There was little for Turkish editor Ocak Isik Yurtçu to celebrate last July 24, Journalists Day in Turkey. “Nobody in the world has been sentenced to so many years in prison for articles others have written,”he said from his jail cell in an interview with the daily Yeni Yuzyil.
Yurtcu, former editor in chief of the now-defunct daily Ozgur Gundem, is serving a 15-year sentence, upheld on appeal in December 1994, for disseminating “separatist propaganda.”The case against Yurtcu was based on articles about the Kurdish conflict published in Ozgur Gundem in 1991 and 1992. Throughout its existence, his paper had been targeted by the Turkish government for its extensive and balanced reporting on the Kurdish conflict.
For three years running, Turkey has held more journalists in prison than any other country. Yurtcu’s case is emblematic of the types of charges used by the government to imprison dozens of reporters, editors, and columnists. The basis for most of these charges is the Anti-Terror Law and Article 312 of the Penal Code, which in effect classify all reports on the Kurdish rebellion other than the government’s as “incitement to racial hatred” or propaganda for the insurgent Kurdistan Workers’ Party, the PKK, in the country’s Southeast.”
YURTCU REPORTS ON POLITICAL PRISONERS, KURDISH REBELLION
Yurtcu entered the world of journalism as a reporter for the now-defunct daily Ekspres in 1966. He later went on to work as a reporter, columnist, or editor at many other newspapers, including Yenigun, Ulus, Politika, Dunya, Demokrat, Gunes, Cumhuriyet, and Yeni Halkci.
It was at Yeni Halkci in 1971 that Yurtcu first earned national recognition as a journalist who reported news the government would rather suppress. He published a series of articles documenting the systematic torture of political prisoners. It was for these and other investigative stories that he was inducted in 1975 as an honorary member to the National Writers’ Union of Turkey, an honor accorded very few journalists.
Yurtcu became the editor of Ozgur Gundem in 1991. Under his editorship, Ozgur Gundem was widely read and highly respected as an unbiased newspaper that offered readers an alternative to the government’s view on the Kurdish issue. Ozgur Gundem broke new ground with its hard-hitting reporting on the fighting in southeastern Turkey between the military and the PKK guerrillas, a conflict that has received inadequate coverage from the mainstream, pro-government media. During Yurtcu’s tenure at the paper, Ozgur Gundem’s circulation reached 100,000, a record-breaking number for a nonmainstream newspaper in Turkey.
YURTCU JAILED AND OZGUR GUNDEM SHUT DOWN BY THE GOVERNMENT
In 1993, Yurtcu was tried and convicted for various articles published in Ozgur Gundem. He was sentenced to a total of 15 years and 10 months in prison for violating Articles 6, 7, and 8 of the Anti-Terror Law and Article 312 of the Penal Code. He was sent to prison in December 1994 when an appeals court upheld his sentence. Since his imprisonment, several more sentences have been handed down from other cases against him, and he says he is no longer sure how many more years he will be incarcerated. He is currently serving his 15-year sentence in the Sakarya prison, east of Istanbul.
Yurtcu’s case was only one of many launched by the government against the newspaper. Authorities had led a concerted campaign of arrests, bans and trials against Ozgur Gundem, eventually forcing the paper to close in April 1994. In addition to the legal harassment, journalists at the paper were frequent targets of violent reprisal by unidentified assailants.

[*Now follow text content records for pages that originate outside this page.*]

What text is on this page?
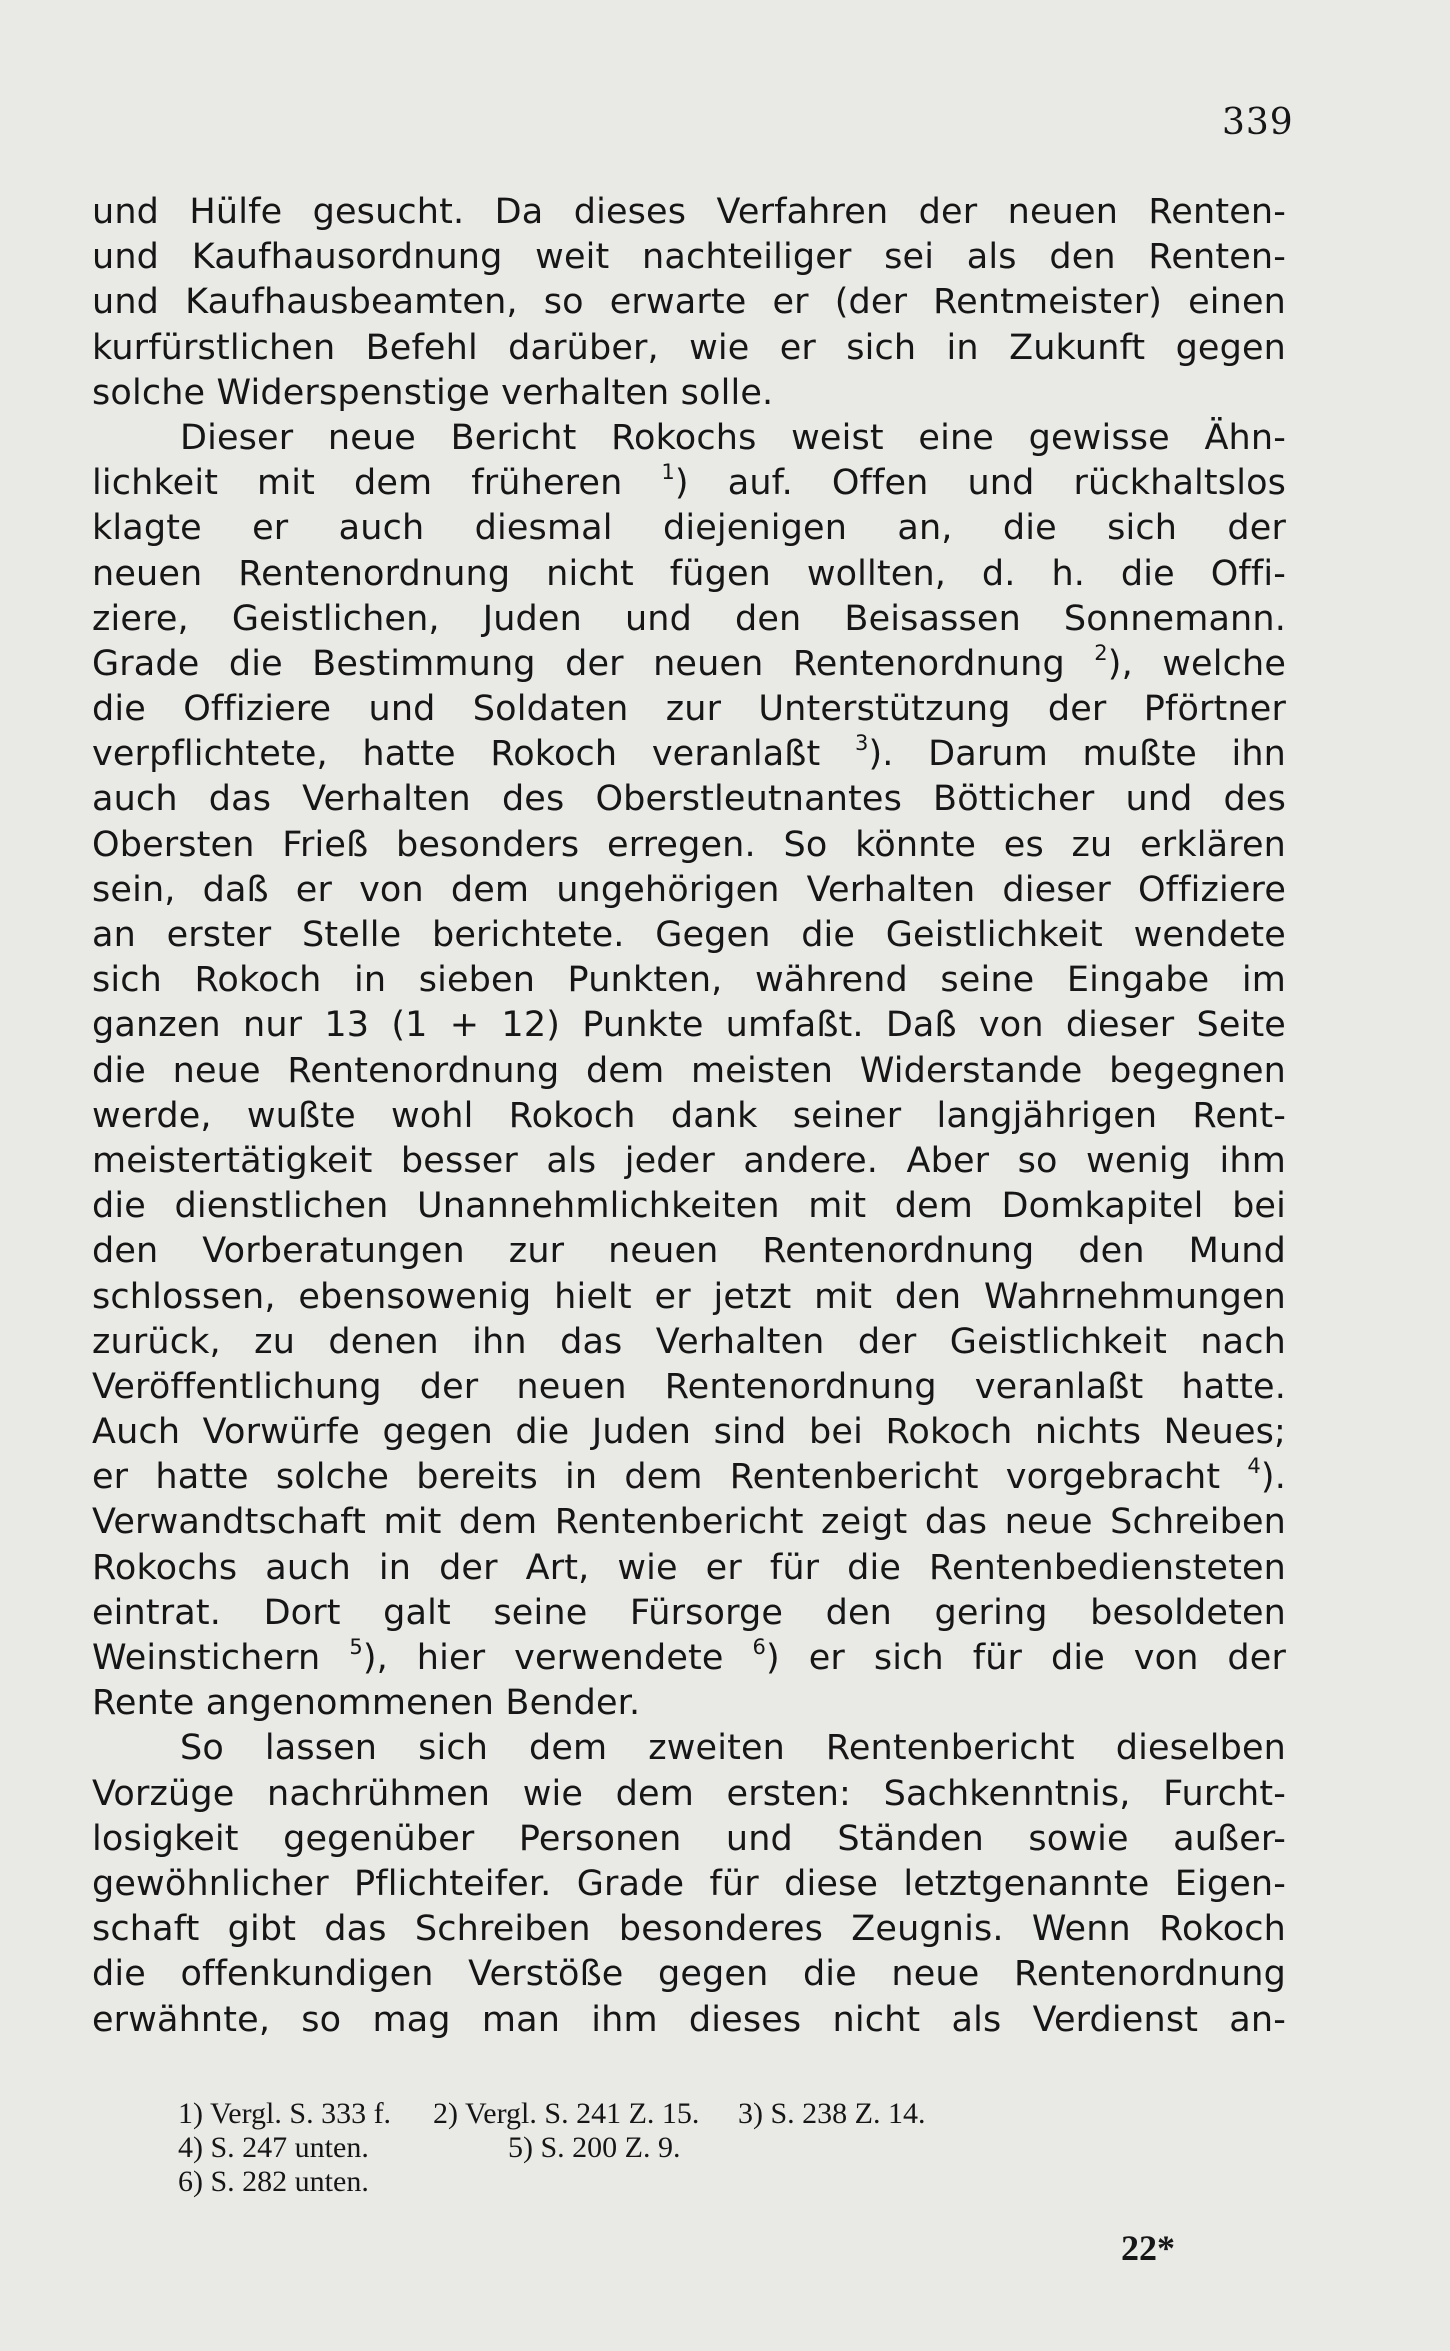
339
und Hülfe gesucht. Da dieses Verfahren der neuen Renten-
und Kaufhausordnung weit nachteiliger sei als den Renten-
und Kaufhausbeamten, so erwarte er (der Rentmeister) einen
kurfürstlichen Befehl darüber, wie er sich in Zukunft gegen
solche Widerspenstige verhalten solle.
Dieser neue Bericht Rokochs weist eine gewisse Ähn-
lichkeit mit dem früheren $^1$) auf. Offen und rückhaltslos
klagte er auch diesmal diejenigen an, die sich der
neuen Rentenordnung nicht fügen wollten, d. h. die Offi-
ziere, Geistlichen, Juden und den Beisassen Sonnemann.
Grade die Bestimmung der neuen Rentenordnung $^2$), welche
die Offiziere und Soldaten zur Unterstützung der Pförtner
verpflichtete, hatte Rokoch veranlaßt $^3$). Darum mußte ihn
auch das Verhalten des Oberstleutnantes Bötticher und des
Obersten Frieß besonders erregen. So könnte es zu erklären
sein, daß er von dem ungehörigen Verhalten dieser Offiziere
an erster Stelle berichtete. Gegen die Geistlichkeit wendete
sich Rokoch in sieben Punkten, während seine Eingabe im
ganzen nur 13 (1 + 12) Punkte umfaßt. Daß von dieser Seite
die neue Rentenordnung dem meisten Widerstande begegnen
werde, wußte wohl Rokoch dank seiner langjährigen Rent-
meistertätigkeit besser als jeder andere. Aber so wenig ihm
die dienstlichen Unannehmlichkeiten mit dem Domkapitel bei
den Vorberatungen zur neuen Rentenordnung den Mund
schlossen, ebensowenig hielt er jetzt mit den Wahrnehmungen
zurück, zu denen ihn das Verhalten der Geistlichkeit nach
Veröffentlichung der neuen Rentenordnung veranlaßt hatte.
Auch Vorwürfe gegen die Juden sind bei Rokoch nichts Neues;
er hatte solche bereits in dem Rentenbericht vorgebracht $^4$).
Verwandtschaft mit dem Rentenbericht zeigt das neue Schreiben
Rokochs auch in der Art, wie er für die Rentenbediensteten
eintrat. Dort galt seine Fürsorge den gering besoldeten
Weinstichern $^5$), hier verwendete $^6$) er sich für die von der
Rente angenommenen Bender.
So lassen sich dem zweiten Rentenbericht dieselben
Vorzüge nachrühmen wie dem ersten: Sachkenntnis, Furcht-
losigkeit gegenüber Personen und Ständen sowie außer-
gewöhnlicher Pflichteifer. Grade für diese letztgenannte Eigen-
schaft gibt das Schreiben besonderes Zeugnis. Wenn Rokoch
die offenkundigen Verstöße gegen die neue Rentenordnung
erwähnte, so mag man ihm dieses nicht als Verdienst an-
1) Vergl. S. 333 f. 2) Vergl. S. 241 Z. 15. 3) S. 238 Z. 14.
4) S. 247 unten.	5) S. 200 Z. 9.
6) S. 282 unten.
22*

In 1992 alone, four journalists with the paper were assassinated. The murderers were never brought to justice.
Since Ozgur Gundem’s closure, two successor papers, which were less objective in their coverage and less successful, were also shut down by the government. The latest incarnation, Demokrasi, has regained some of the balanced reporting Ozgur Gundem was known for, but it has a circulation of only 5,000 readers.
YURTCU VOWS TO FIGHT INJUSTICE OF HIS SENTENCE
In an interview with the Turkish daily Millyet, Yurtcu was blunt about the impossible bind in which Turkish journalists find themselves: “My problem is not unique. … What I’m going through can face all journalists out there. They can use laws to put you in prison just for mentioning the word ŒPKK’ in your news story. They take this as Œpraising the terrorist organization.’ How can you write about the Southeast without mentioning the PKK?”
At great cost to himself, Yurtcu’s determination to change the situation for Turkish journalists is unwavering. A colleague of his from Ozgur Gundem recalled in an article published in Demokrasi how the courageous Turkish editor was offered the option of self-imposed exile when his prison sentence looked imminent. “He wouldn’t accept,” Huseyin Akyol wrote. “He decided to stay in his country to fight against the injustice. He believes that being a journalist cannot be a crime.”.”